Nachfrage nach Einzelhandelsinvestments ungebrochen
Die in den letzten Jahren starke Nachfrage nach Einzelhandelsinvestments hat auch 2018 weiter angehalten. Allerdings hat sich 2018 der schon in den beiden Vorjahren erkennbare Trend eines geringeren Anteils von Einzelhandelsinvestments am gesamten gewerblichen Investitionsvolumen fortgesetzt. Ursache ist vor allem das geringe Angebot an Einzelhandelsimmobilien. Insgesamt kommen nur wenige Objekte auf den Markt, von denen wiederum ein Teil aufgrund der Lage, Mieterstruktur oder Gebäudesubstanz nicht den Anforderungen der Investoren entspricht.

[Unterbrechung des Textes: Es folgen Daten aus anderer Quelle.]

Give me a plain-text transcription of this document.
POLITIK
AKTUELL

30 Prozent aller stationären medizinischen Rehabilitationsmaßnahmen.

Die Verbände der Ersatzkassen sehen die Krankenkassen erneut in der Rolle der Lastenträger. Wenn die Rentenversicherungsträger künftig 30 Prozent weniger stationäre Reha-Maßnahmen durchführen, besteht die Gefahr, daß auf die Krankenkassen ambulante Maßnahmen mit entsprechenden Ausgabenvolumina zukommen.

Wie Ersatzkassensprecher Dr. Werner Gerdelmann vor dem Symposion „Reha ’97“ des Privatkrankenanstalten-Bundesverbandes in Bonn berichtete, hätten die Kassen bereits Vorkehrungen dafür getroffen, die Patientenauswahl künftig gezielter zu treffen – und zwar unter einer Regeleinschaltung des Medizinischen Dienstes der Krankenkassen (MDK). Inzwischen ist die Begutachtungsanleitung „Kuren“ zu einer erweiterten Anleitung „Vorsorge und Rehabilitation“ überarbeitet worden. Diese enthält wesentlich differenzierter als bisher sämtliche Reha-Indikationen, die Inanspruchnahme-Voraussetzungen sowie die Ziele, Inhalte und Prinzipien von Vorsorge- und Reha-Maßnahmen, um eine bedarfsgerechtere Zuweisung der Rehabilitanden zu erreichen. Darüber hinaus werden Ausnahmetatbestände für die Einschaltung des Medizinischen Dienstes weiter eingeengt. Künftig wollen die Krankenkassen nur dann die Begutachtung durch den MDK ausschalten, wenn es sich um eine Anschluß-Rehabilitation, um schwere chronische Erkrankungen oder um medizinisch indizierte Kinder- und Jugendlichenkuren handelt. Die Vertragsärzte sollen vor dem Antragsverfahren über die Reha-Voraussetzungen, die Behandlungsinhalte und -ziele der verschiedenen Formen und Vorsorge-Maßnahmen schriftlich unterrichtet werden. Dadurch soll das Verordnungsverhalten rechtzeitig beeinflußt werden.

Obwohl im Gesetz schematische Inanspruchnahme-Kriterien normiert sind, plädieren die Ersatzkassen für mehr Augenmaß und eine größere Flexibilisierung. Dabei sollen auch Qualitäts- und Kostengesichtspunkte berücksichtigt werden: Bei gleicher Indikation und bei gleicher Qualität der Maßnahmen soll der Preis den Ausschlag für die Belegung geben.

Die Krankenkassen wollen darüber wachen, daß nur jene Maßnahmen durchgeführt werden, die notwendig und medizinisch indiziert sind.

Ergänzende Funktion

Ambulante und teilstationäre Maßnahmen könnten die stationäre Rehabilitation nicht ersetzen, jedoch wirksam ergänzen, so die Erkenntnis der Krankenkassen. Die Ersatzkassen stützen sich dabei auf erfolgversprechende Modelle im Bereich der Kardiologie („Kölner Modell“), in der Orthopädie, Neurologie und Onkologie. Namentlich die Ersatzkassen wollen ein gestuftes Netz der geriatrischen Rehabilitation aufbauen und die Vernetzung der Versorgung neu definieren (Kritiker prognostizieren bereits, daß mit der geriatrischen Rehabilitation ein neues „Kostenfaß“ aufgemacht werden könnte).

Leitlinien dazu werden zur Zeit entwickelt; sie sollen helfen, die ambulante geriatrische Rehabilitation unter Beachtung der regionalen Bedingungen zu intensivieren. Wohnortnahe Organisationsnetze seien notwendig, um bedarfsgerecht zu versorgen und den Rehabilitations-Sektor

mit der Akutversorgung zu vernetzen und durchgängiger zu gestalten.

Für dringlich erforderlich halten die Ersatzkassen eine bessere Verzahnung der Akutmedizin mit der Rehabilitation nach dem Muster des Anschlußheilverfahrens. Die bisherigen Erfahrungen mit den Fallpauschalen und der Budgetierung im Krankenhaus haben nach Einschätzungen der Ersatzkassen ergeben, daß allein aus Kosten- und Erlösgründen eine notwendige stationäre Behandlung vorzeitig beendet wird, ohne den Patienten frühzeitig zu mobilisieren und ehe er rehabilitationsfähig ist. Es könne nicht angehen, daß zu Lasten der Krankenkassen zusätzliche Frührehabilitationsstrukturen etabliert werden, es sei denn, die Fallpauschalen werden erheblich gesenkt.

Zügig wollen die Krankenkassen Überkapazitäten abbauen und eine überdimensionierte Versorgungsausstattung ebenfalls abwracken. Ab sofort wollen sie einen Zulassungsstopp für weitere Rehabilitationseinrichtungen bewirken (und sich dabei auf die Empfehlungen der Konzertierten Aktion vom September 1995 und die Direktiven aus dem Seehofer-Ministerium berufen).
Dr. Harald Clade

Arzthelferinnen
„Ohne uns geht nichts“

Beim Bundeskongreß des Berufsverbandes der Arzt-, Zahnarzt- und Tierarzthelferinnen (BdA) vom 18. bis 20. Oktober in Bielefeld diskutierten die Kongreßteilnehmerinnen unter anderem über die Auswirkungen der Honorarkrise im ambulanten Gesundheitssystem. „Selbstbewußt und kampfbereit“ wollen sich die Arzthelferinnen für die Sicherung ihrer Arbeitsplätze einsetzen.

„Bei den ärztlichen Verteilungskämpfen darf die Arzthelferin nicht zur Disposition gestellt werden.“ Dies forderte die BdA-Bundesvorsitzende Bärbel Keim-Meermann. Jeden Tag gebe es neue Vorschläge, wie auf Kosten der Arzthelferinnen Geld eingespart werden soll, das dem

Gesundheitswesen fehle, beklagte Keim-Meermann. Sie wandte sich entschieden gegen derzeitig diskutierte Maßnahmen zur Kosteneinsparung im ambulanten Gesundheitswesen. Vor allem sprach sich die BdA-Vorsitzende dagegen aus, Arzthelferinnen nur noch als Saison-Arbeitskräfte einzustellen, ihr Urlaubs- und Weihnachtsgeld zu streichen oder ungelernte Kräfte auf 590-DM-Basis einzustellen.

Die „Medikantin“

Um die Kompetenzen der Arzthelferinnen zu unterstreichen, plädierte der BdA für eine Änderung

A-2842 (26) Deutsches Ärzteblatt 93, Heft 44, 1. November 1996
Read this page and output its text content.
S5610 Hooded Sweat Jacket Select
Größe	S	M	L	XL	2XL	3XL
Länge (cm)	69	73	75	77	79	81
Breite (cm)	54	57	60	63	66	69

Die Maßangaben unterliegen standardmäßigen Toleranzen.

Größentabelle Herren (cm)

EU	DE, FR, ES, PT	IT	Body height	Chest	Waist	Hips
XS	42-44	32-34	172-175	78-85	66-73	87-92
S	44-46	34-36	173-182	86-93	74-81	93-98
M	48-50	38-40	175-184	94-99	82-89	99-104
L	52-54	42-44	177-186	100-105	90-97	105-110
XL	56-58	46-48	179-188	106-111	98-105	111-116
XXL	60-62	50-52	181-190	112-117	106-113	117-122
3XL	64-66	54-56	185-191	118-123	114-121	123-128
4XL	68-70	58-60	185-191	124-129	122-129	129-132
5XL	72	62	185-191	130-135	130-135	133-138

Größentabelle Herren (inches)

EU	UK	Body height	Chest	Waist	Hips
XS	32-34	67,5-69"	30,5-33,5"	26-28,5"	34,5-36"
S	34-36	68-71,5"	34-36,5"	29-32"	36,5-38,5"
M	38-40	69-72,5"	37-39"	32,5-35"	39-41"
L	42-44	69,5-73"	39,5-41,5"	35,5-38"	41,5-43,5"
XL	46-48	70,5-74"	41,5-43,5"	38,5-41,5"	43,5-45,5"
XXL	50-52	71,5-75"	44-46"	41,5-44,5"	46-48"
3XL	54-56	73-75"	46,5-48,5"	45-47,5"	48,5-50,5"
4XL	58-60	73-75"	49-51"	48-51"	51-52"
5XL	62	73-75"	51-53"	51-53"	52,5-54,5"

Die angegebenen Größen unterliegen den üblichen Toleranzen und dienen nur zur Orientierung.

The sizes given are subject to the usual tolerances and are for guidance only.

Borutta führt aus: „Waren noch vor wenigen Jahren vor allem Einzelobjekte gefragt, stehen mittlerweile Portfolios in der Gunst der Anleger besonders weit oben, weil hierdurch der Verwaltungsaufwand reduziert werden kann und zugleich höhere Investitionsvolumina auf einen Schlag realisierbar sind.“ Im letzten Jahr wurden bei einem Investitionsvolumen von rund 79,0 Milliarden Euro in gewerbliche Immobilien rund 10,3 Milliarden Euro in Einzelhandelsobjekte investiert. Dies entspricht einem Anteil von 13 Prozent. Auf Fachmärkte und Fachmarktzentren, zu denen auch Supermärkte, Verbrauchermärkte und SB-Warenhäuser gehören, entfielen 43 Prozent des Investitionsvolumens der Einzelhandelsobjekte.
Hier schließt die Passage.